PMI Agile Alliance has released the Manifesto for Enterprise Agility,, a leadership guide for organisations facing frequent disruption and rising pressure to reinvent.
PMI global C-suite research shows that reinvention is the norm: 93% of senior executives say they must rethink and challenge assumptions of their operating models or business approaches at least every five years, and nearly 65% say they are doing so every two years or faster. The challenge is not recognising change and the need to adapt faster; it’s converting strategy into action. That strategy-execution gap is where enterprise agility becomes essential – but where ambition still outpaces reality. While 85% of C-suite executives recognise enterprise agility as critical and very important, 65% admit they implemented it to a limited extent or not at all.
“Most organisations don’t struggle with strategy; they struggle with turning strategy into coordinated action.
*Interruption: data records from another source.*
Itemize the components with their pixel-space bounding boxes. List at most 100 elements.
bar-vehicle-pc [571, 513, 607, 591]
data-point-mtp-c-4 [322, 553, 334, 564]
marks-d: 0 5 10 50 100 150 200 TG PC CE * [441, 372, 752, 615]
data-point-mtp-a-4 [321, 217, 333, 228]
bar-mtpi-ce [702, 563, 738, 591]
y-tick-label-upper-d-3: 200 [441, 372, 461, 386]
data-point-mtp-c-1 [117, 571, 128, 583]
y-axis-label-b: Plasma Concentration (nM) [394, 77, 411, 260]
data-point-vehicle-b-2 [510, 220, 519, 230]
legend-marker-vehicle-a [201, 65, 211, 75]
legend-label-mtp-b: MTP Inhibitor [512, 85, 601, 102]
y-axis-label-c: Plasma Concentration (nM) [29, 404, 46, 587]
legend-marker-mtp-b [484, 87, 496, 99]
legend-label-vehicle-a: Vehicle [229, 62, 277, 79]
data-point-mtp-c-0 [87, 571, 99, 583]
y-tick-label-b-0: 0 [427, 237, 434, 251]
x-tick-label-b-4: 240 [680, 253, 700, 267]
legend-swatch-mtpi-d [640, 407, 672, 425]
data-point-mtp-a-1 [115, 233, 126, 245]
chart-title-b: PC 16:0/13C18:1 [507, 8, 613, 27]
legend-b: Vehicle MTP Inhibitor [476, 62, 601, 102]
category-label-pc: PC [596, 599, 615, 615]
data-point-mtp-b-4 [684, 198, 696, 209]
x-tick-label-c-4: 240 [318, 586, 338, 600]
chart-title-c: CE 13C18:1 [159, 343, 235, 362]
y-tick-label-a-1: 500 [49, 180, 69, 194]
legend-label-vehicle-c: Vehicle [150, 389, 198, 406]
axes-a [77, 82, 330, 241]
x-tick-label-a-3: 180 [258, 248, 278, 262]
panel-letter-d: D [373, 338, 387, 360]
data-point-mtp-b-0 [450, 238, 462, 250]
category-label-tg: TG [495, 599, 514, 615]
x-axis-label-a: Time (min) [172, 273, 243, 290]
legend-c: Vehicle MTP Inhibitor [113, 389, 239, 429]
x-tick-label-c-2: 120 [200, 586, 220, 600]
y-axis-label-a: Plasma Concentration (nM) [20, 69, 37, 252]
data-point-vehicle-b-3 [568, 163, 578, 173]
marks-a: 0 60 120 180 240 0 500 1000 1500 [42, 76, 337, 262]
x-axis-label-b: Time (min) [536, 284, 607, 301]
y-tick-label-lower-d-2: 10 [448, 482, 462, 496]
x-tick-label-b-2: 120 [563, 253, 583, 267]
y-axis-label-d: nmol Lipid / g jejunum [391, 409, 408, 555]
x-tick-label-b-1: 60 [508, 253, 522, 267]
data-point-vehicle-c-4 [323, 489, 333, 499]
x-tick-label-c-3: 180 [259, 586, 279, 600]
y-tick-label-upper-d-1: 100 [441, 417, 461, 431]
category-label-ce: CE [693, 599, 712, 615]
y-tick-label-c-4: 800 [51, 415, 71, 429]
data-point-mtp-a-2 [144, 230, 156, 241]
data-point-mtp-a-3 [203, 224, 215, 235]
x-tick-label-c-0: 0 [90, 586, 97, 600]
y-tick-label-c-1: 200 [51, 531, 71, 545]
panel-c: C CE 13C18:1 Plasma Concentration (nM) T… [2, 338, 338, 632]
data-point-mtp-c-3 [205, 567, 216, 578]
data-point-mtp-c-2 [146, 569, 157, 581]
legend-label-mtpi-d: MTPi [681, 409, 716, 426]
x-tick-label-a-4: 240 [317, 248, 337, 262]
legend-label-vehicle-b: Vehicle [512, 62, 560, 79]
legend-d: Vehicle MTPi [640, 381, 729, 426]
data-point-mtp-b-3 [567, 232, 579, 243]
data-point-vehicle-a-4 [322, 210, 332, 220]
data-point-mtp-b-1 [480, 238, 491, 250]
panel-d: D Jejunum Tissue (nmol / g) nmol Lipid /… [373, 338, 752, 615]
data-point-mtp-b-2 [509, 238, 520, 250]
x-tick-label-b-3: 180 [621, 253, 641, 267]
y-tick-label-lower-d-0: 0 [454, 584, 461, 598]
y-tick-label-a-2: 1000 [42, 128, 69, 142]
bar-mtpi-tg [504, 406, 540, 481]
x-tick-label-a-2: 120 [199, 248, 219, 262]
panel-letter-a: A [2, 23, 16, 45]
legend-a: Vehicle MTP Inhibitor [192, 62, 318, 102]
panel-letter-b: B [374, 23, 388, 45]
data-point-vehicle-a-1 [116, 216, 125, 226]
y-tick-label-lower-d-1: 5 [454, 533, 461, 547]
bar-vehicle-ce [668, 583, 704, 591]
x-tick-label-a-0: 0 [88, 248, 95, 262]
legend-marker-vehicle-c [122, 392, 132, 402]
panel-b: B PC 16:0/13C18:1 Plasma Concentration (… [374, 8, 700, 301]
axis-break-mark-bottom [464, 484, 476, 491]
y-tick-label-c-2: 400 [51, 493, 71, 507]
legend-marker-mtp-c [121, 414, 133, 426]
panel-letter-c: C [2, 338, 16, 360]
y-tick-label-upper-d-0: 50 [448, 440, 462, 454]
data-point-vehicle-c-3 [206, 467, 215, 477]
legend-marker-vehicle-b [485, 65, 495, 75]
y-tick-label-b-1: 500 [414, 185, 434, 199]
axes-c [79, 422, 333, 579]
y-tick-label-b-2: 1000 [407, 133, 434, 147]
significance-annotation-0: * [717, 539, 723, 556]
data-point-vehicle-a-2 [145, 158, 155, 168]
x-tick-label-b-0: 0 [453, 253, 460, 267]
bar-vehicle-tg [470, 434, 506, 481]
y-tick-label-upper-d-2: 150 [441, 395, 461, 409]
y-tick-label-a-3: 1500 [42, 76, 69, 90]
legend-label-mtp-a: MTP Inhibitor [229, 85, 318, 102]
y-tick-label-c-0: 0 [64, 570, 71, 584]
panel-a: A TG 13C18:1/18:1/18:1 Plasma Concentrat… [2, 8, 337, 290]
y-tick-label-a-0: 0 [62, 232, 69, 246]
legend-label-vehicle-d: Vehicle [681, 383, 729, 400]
Enterprise agility is about building organisations that can adapt quickly without losing alignment, so leaders can respond to disruption while keeping their people and priorities focused on delivering value,” says George Asamani, MD, Project Management Institute, Sub-Saharan Africa.
Launched in the 25th anniversary year of the Manifesto for Agile Software Development, the Manifesto for Enterprise Agility moves agility beyond teams and projects to the entire enterprise, including leadership behaviour, operating models, governance, and culture. Rather than prescribing a framework, the Manifesto focuses on how leaders build and run the system for enterprise-level agility – governing with guardrails instead of gatekeepers, funding intent instead of activity, and moving authority closer to where value is created.
The Manifesto is anchored in four values:
- Clear purpose realised through adaptive plans: Guiding with purpose and adjusting along the way outweighs over-planning and the illusion of control.
- Shared enterprise outcomes over functional optimisation: Prioritising long-term goals and cross-enterprise collaboration outweighs optimising for short-term, departmental KPIs.
- Continuous reinvention over preservation: Boldly challenging established operating models and innovation outweighs structural inertia and preservation of the status quo.
- Human-centricity amidst change: Continuous learning, developing resilience, enabling autonomy, and leading with empathy and trust outweigh leading change by process only.
The Manifesto for Enterprise Agility is for organisations that need to adapt faster, stay aligned, and keep strategy actionable.
The principles guide executives and practitioners in operationalising the values and offer leaders the clarity to act on what really matters.
Endorsing the PMI manifesto, Greg Beato, co-author of Superagency, said:
“Twenty-five years after the Manifesto for Agile Software Development presented a new way to think about software development, it’s time to apply similar thinking to enterprises as a whole, not just to projects or products. Just as the Agile Manifesto was a response to a major change in technological conditions driven by the internet, the growth in both physical and digital networks around the world compels enterprises to incorporate and deploy agility to their entire organisational systems, including leadership, operating models, execution governance, and culture.”
Kevin Nolan, CEO of GE Appliances, said:
“Today’s business landscape demands rapid adaptation and greater agility. Agile organisations adapt faster and take the lead, while those not embracing agility risk falling behind as collaboration becomes essential in a dynamic environment.”
Sagar Kochhar, former CEO and co-founder of Rebel Foods
“Enterprise agility is less about frameworks and more about leadership courage – the courage to reset the vision, dismantle legacy assumptions, and trust teams to execute within systems designed for speed. This Manifesto captures a critical truth: enterprise agility is not a transformation initiative, but a leadership mindset required to continuously reinvent vision, structure, and execution in a volatile world.”
The Manifesto is grounded in PMI research, including global C-suite surveys, executive interviews, and input from senior transformation practitioners, reflecting the realities leaders face across industries.